The more you sweat in peace, the less you bleed in war.

hkphooey
11-27-2001, 06:45 PM
psycho-cybernetics (visualization, etc) have been studied for quite a while now. almost all of the research has demonstrated its effectiveness. most studies, however, will have four different groups: one group just does the physical task, one group does the physical task plus visualization, one group does just visualization, one group doesn't do squat.

in all cases, the group that did both physical training and visualization performed the best (no duh). what's surprising is who came in second: it seemed to vary between the "just visualizing" group and the "just physical training group". it depends on which study you're looking at. as ironfist pointed out, my guess is there would be a tendency to have the physical training people finish second in matters of pure strength. however, the visualization people usually finished close behind, especially in cases where the task was something more technical, like freethrows.

so there's something to be said for doing mental training even if you can't train physically. besides, it helps your powers of concentration immensely.

David
11-28-2001, 12:57 PM
Good for sick-bed and broken-bone training.

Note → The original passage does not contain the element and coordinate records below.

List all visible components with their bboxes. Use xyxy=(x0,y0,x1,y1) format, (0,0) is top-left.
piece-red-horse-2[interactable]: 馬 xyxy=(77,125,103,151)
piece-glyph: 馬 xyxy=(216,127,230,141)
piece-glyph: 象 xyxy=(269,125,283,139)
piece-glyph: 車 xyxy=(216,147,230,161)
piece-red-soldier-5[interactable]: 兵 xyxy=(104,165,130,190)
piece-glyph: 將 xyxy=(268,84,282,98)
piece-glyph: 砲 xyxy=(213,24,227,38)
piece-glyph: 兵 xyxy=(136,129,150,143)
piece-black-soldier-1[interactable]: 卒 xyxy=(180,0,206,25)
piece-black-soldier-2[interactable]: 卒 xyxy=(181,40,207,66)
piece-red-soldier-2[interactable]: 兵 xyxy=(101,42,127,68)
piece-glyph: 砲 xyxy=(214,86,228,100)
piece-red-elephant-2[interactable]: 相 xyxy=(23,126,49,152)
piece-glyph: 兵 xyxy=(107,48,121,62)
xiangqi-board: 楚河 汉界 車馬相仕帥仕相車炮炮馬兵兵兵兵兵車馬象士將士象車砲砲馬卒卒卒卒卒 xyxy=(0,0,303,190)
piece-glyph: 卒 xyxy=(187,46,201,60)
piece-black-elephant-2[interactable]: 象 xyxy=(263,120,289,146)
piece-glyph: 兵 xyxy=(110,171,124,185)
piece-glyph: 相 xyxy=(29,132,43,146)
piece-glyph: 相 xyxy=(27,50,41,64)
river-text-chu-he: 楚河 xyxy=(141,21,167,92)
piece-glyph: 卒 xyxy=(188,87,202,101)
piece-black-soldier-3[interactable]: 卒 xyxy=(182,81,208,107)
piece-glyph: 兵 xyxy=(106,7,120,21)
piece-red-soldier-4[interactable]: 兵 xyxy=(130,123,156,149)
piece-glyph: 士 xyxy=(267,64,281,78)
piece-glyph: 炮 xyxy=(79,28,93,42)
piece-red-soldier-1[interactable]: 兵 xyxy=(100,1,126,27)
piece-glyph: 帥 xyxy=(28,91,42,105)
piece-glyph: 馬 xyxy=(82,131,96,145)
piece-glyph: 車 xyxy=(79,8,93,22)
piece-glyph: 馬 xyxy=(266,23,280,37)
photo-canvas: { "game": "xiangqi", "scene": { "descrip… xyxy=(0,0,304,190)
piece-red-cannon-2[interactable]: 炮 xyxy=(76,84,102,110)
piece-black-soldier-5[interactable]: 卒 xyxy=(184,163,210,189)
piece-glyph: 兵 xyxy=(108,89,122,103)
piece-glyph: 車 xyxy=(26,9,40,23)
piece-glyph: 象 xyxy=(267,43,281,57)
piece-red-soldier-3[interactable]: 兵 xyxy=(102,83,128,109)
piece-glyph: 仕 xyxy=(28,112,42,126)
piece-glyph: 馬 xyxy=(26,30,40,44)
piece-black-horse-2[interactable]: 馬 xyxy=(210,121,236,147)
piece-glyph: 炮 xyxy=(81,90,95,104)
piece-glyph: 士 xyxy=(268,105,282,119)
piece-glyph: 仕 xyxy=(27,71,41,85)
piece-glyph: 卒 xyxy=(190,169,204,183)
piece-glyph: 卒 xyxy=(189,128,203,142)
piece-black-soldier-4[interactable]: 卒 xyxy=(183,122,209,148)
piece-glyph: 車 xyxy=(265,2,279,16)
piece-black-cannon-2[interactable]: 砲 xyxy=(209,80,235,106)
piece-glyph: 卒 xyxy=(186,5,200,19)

The powers of Kung Fu never fail!
-- Hong Kong Phooey

Kumkuat
11-28-2001, 04:20 PM
sniper, just about anyone can do that. I forgot the exact term in psycology, but motor skills like those are very hard to forget. Of course, it would take a few tries to get the rust off but that's usually quick. Hmm, maybe I should pick up my violin again and see if I can play it.

rubthebuddha
11-29-2001, 12:16 AM
i can see the serve right now. oh wait! forehand volley! and now the overhead.